The Long Goodbye is a major installation of ‘love letters’ to those of a century ago who engaged in the participatory democracy of volunteerism and employment in aid of their communities and countries. Led by 1914FACES2014 collaborator SM Steele, The Long Goodbye is an eXegesis Poetry Collective project, funded by an Exeter Award and by the College of Humanities, University of Exeter, and reflects on ways of ‘re-facing’ the conflict of 1914-18 through memorial and imagined connections to individuals who lived through it.

This project includes not only combatants, but also the millions of non-combatants – from the sphagnum moss pickers on Dartmoor, to the women ‘Canaries’ of munitions factories, to children collecting eggs for the wounded, the blind massage therapists, the pigeon fanciers who became part of the signal corps, the young boys who took to the mines at age 12 and 13 to support their families while the men were away, the women who knit and sewed for the 4 million refugees, the 1.2 million women who went to work in offices, as mechanics, dentists,  etc. etc. We also welcome letters to conscientious objectors, the valiant Quakers who served at the Front as Ambulance Corps. e.g., or those who joined the Non-Combatant Corps or who chose prison rather than fight, and we welcome letters from all sides of the conflict and in all languages.

We are looking for as wide an engagement as possible – including staff, students and the general public.
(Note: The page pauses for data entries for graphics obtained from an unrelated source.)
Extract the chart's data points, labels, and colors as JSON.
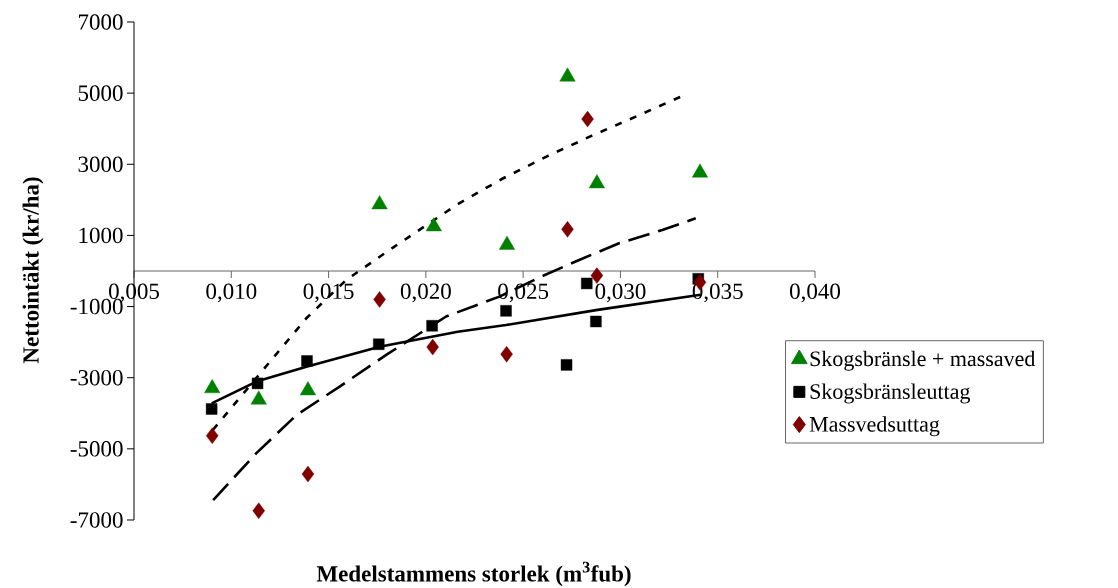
{
  "chart_data": {
    "type": "scatter",
    "xlabel": "Medelstammens storlek (m$^{3}$fub)",
    "ylabel": "Nettointäkt (kr/ha)",
    "xlim": [
      0.005,
      0.04
    ],
    "ylim": [
      -7000,
      7000
    ],
    "xticks": [
      {
        "value": 0.005,
        "label": "0,005"
      },
      {
        "value": 0.01,
        "label": "0,010"
      },
      {
        "value": 0.015,
        "label": "0,015"
      },
      {
        "value": 0.02,
        "label": "0,020"
      },
      {
        "value": 0.025,
        "label": "0,025"
      },
      {
        "value": 0.03,
        "label": "0,030"
      },
      {
        "value": 0.035,
        "label": "0,035"
      },
      {
        "value": 0.04,
        "label": "0,040"
      }
    ],
    "yticks": [
      -7000,
      -5000,
      -3000,
      -1000,
      1000,
      3000,
      5000,
      7000
    ],
    "legend": "right",
    "series": [
      {
        "name": "Skogsbränsle + massaved",
        "color": "#008000",
        "marker": "triangle",
        "x": [
          0.00902,
          0.01141,
          0.01394,
          0.01762,
          0.02041,
          0.02417,
          0.02728,
          0.02879,
          0.03409
        ],
        "values": [
          -3300,
          -3620,
          -3360,
          1870,
          1250,
          730,
          5460,
          2460,
          2760
        ]
      },
      {
        "name": "Skogsbränsleuttag",
        "color": "#000000",
        "marker": "square",
        "x": [
          0.00899,
          0.01135,
          0.01389,
          0.01758,
          0.02032,
          0.02412,
          0.02723,
          0.02827,
          0.02874,
          0.034
        ],
        "values": [
          -3880,
          -3160,
          -2530,
          -2060,
          -1540,
          -1120,
          -2640,
          -350,
          -1420,
          -220
        ]
      },
      {
        "name": "Massvedsuttag",
        "color": "#800000",
        "marker": "diamond",
        "x": [
          0.00902,
          0.01141,
          0.01394,
          0.01762,
          0.02035,
          0.02415,
          0.02728,
          0.02831,
          0.02879,
          0.03409
        ],
        "values": [
          -4630,
          -6740,
          -5710,
          -800,
          -2140,
          -2340,
          1170,
          4270,
          -130,
          -320
        ]
      },
      {
        "type": "line",
        "color": "#000000",
        "line_style": "dotted",
        "marker": "none",
        "x": [
          0.00905,
          0.01387,
          0.01591,
          0.01829,
          0.02164,
          0.02395,
          0.02625,
          0.02848,
          0.03079,
          0.0331
        ],
        "values": [
          -4470,
          -1320,
          -250,
          650,
          1880,
          2600,
          3230,
          3790,
          4340,
          4900
        ]
      },
      {
        "type": "line",
        "color": "#000000",
        "line_style": "dashed",
        "marker": "none",
        "x": [
          0.00907,
          0.01129,
          0.01335,
          0.01557,
          0.01796,
          0.02104,
          0.02378,
          0.02592,
          0.02788,
          0.02993,
          0.03215,
          0.03387
        ],
        "values": [
          -6440,
          -5120,
          -4050,
          -3250,
          -2360,
          -1280,
          -720,
          -160,
          310,
          780,
          1150,
          1480
        ]
      },
      {
        "type": "line",
        "color": "#000000",
        "line_style": "solid",
        "marker": "none",
        "x": [
          0.00899,
          0.01129,
          0.01386,
          0.01762,
          0.02164,
          0.02412,
          0.02874,
          0.03412
        ],
        "values": [
          -3720,
          -3110,
          -2690,
          -2130,
          -1710,
          -1520,
          -1100,
          -670
        ]
      }
    ]
  }
}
All are invited to write a few lines on a postcard, or a letter, from us in 2014 to those in 1914 to those who left for the Great War.  This can include non-combatants, children, women and people of non-military age, who engaged in or who were affected by the war on all fronts  – the Western Front, Mesopotamia, Serbia, Africa, Australia, India etc

The installation of thousands of these letters will roll out on 4 August, 2014 from the Wall of the Welbeing Centre on the Streatham Campus, down the hill towards St David’s train station – the point of departure a century ago.

There will be an opening event on 4 August 2014 on the University Campus, which will include live music and dramatic readings from both the installation, and from Professor Tim Kendall’s Poetry of the First World War (OUP).  There will also be a presence from the Chaplaincy from all denominations. Keep a lookout on this website for more information about this event.

eXegesis, whose ethos is of inclusivity and collaboration, is made up of the artist Dr. Jaime Robles, author of Hoard (2013), Mike Rose-Steel, PhD researcher, videographer, poet, philosopher, and SM Steele, PhD researcher, official war artist (Afghanistan 2008-2010), award-winning poet, librettist (Afghanistan: Requiem for a Generation) and video installation artist.